The lower-thinking variant tells a useful secondary story. Cutting reasoning effort drops precision four points and actionable pass rate five points. Thinking level is a first-class configuration decision.
We also found the default config costs more. We measured $0.20 to $0.28 per call against roughly $0.13 for Opus 4.5 and $0.04 to $0.12 for Sonnet 4.5. On code review alone, the model is at parity, making the premium hard to justify for review-only use. What earns its value is on long-horizon agentic and code-generation work below. That cost-versus-surface tradeoff is exactly why we route it selectively rather than everywhere.
Performance degrades visibly once context crosses 200k tokens. The model slows and starts to miss references and edge cases it would have caught cleanly at lower context windows. This is an observational finding from hands-on use, not a controlled measurement. CodeRabbit's context engine works around this, but teams using Opus 4.8 directly will hit a wall in monorepos and large codebases.
We are integrating Opus 4.8 selectively. Its strengths (cross-file reasoning, long-horizon agentic quality, planning under a single up-front spec) show up most on senior-tier changes. So that is where you will see it engaged. For trivial and junior-tier PRs, we continue routing to the models that win on cost and pass rate at those tiers. For our agentic features, we expect Opus 4.8 to be the strongest backbone we have integrated.

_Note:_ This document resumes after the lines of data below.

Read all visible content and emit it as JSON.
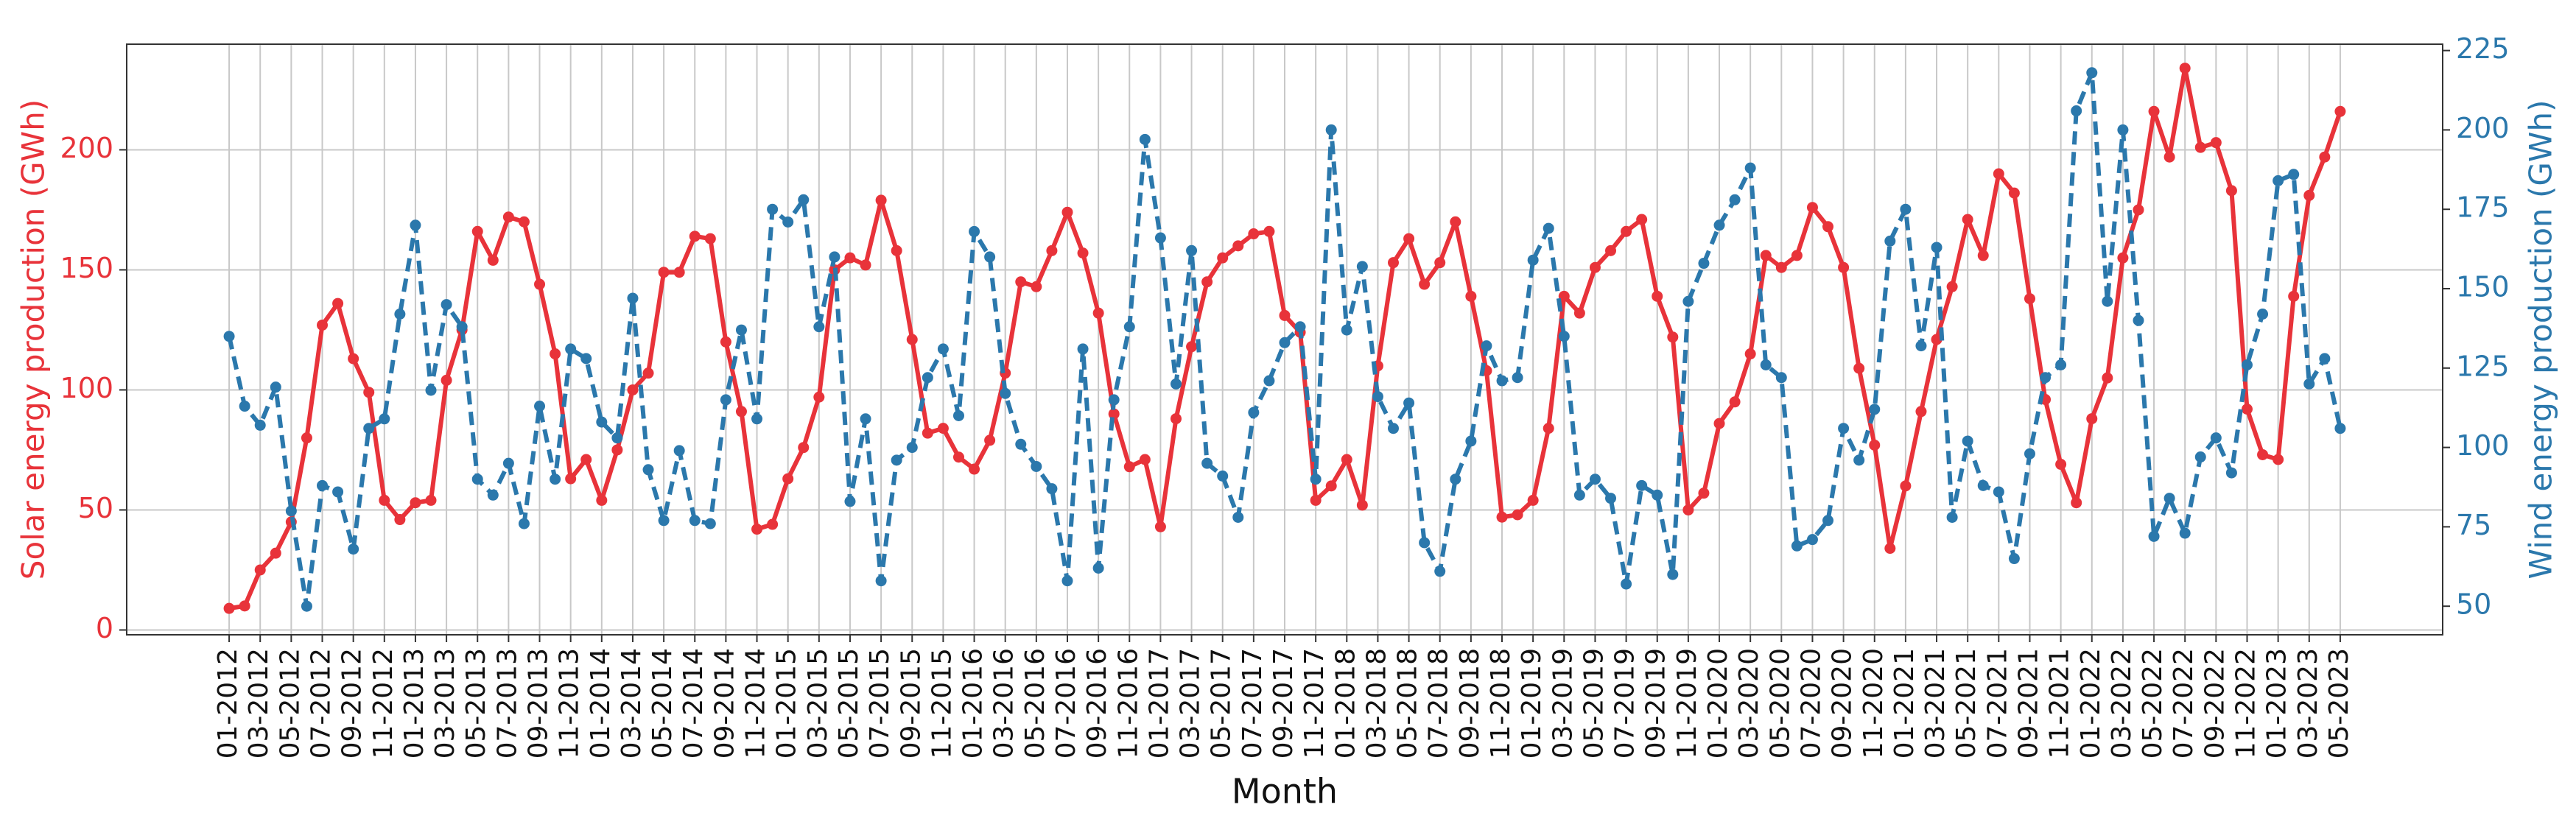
{
  "chart_data": {
    "type": "line",
    "xlabel": "Month",
    "ylabel": "Solar energy production (GWh)",
    "y2label": "Wind energy production (GWh)",
    "grid": true,
    "categories": [
      "01-2012",
      null,
      "03-2012",
      null,
      "05-2012",
      null,
      "07-2012",
      null,
      "09-2012",
      null,
      "11-2012",
      null,
      "01-2013",
      null,
      "03-2013",
      null,
      "05-2013",
      null,
      "07-2013",
      null,
      "09-2013",
      null,
      "11-2013",
      null,
      "01-2014",
      null,
      "03-2014",
      null,
      "05-2014",
      null,
      "07-2014",
      null,
      "09-2014",
      null,
      "11-2014",
      null,
      "01-2015",
      null,
      "03-2015",
      null,
      "05-2015",
      null,
      "07-2015",
      null,
      "09-2015",
      null,
      "11-2015",
      null,
      "01-2016",
      null,
      "03-2016",
      null,
      "05-2016",
      null,
      "07-2016",
      null,
      "09-2016",
      null,
      "11-2016",
      null,
      "01-2017",
      null,
      "03-2017",
      null,
      "05-2017",
      null,
      "07-2017",
      null,
      "09-2017",
      null,
      "11-2017",
      null,
      "01-2018",
      null,
      "03-2018",
      null,
      "05-2018",
      null,
      "07-2018",
      null,
      "09-2018",
      null,
      "11-2018",
      null,
      "01-2019",
      null,
      "03-2019",
      null,
      "05-2019",
      null,
      "07-2019",
      null,
      "09-2019",
      null,
      "11-2019",
      null,
      "01-2020",
      null,
      "03-2020",
      null,
      "05-2020",
      null,
      "07-2020",
      null,
      "09-2020",
      null,
      "11-2020",
      null,
      "01-2021",
      null,
      "03-2021",
      null,
      "05-2021",
      null,
      "07-2021",
      null,
      "09-2021",
      null,
      "11-2021",
      null,
      "01-2022",
      null,
      "03-2022",
      null,
      "05-2022",
      null,
      "07-2022",
      null,
      "09-2022",
      null,
      "11-2022",
      null,
      "01-2023",
      null,
      "03-2023",
      null,
      "05-2023"
    ],
    "series": [
      {
        "name": "Solar energy production",
        "color": "#e8333a",
        "linestyle": "solid",
        "axis": "y",
        "values": [
          9,
          10,
          25,
          32,
          45,
          80,
          127,
          136,
          113,
          99,
          54,
          46,
          53,
          54,
          104,
          125,
          166,
          154,
          172,
          170,
          144,
          115,
          63,
          71,
          54,
          75,
          100,
          107,
          149,
          149,
          164,
          163,
          120,
          91,
          42,
          44,
          63,
          76,
          97,
          150,
          155,
          152,
          179,
          158,
          121,
          82,
          84,
          72,
          67,
          79,
          107,
          145,
          143,
          158,
          174,
          157,
          132,
          90,
          68,
          71,
          43,
          88,
          118,
          145,
          155,
          160,
          165,
          166,
          131,
          124,
          54,
          60,
          71,
          52,
          110,
          153,
          163,
          144,
          153,
          170,
          139,
          108,
          47,
          48,
          54,
          84,
          139,
          132,
          151,
          158,
          166,
          171,
          139,
          122,
          50,
          57,
          86,
          95,
          115,
          156,
          151,
          156,
          176,
          168,
          151,
          109,
          77,
          34,
          60,
          91,
          121,
          143,
          171,
          156,
          190,
          182,
          138,
          96,
          69,
          53,
          88,
          105,
          155,
          175,
          216,
          197,
          234,
          201,
          203,
          183,
          92,
          73,
          71,
          139,
          181,
          197,
          216
        ]
      },
      {
        "name": "Wind energy production",
        "color": "#2b78ac",
        "linestyle": "dashed",
        "axis": "y2",
        "values": [
          135,
          113,
          107,
          119,
          80,
          50,
          88,
          86,
          68,
          106,
          109,
          142,
          170,
          118,
          145,
          138,
          90,
          85,
          95,
          76,
          113,
          90,
          131,
          128,
          108,
          103,
          147,
          93,
          77,
          99,
          77,
          76,
          115,
          137,
          109,
          175,
          171,
          178,
          138,
          160,
          83,
          109,
          58,
          96,
          100,
          122,
          131,
          110,
          168,
          160,
          117,
          101,
          94,
          87,
          58,
          131,
          62,
          115,
          138,
          197,
          166,
          120,
          162,
          95,
          91,
          78,
          111,
          121,
          133,
          138,
          90,
          200,
          137,
          157,
          116,
          106,
          114,
          70,
          61,
          90,
          102,
          132,
          121,
          122,
          159,
          169,
          135,
          85,
          90,
          84,
          57,
          88,
          85,
          60,
          146,
          158,
          170,
          178,
          188,
          126,
          122,
          69,
          71,
          77,
          106,
          96,
          112,
          165,
          175,
          132,
          163,
          78,
          102,
          88,
          86,
          65,
          98,
          122,
          126,
          206,
          218,
          146,
          200,
          140,
          72,
          84,
          73,
          97,
          103,
          92,
          126,
          142,
          184,
          186,
          120,
          128,
          106
        ]
      }
    ],
    "ylim": [
      -2,
      244
    ],
    "yticks": [
      0,
      50,
      100,
      150,
      200
    ],
    "y2lim": [
      41,
      227
    ],
    "y2ticks": [
      50,
      75,
      100,
      125,
      150,
      175,
      200,
      225
    ]
  }
}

If you run Opus 4.8 directly, most existing Opus prompts work without modification. A few tune-ups produced measurable differences in our testing. Start at "high" thinking rather than "x-high" and test across tiers. Front-load the full task context for long-horizon work. Add an explicit search-first or delegation instruction to recover depth on research-heavy work. Drop conservative language from review prompts and filter downstream instead. Name the small decisions the model can make on its own.
We will keep evaluating as the model and our harness change. If the picture shifts, we will publish updated numbers.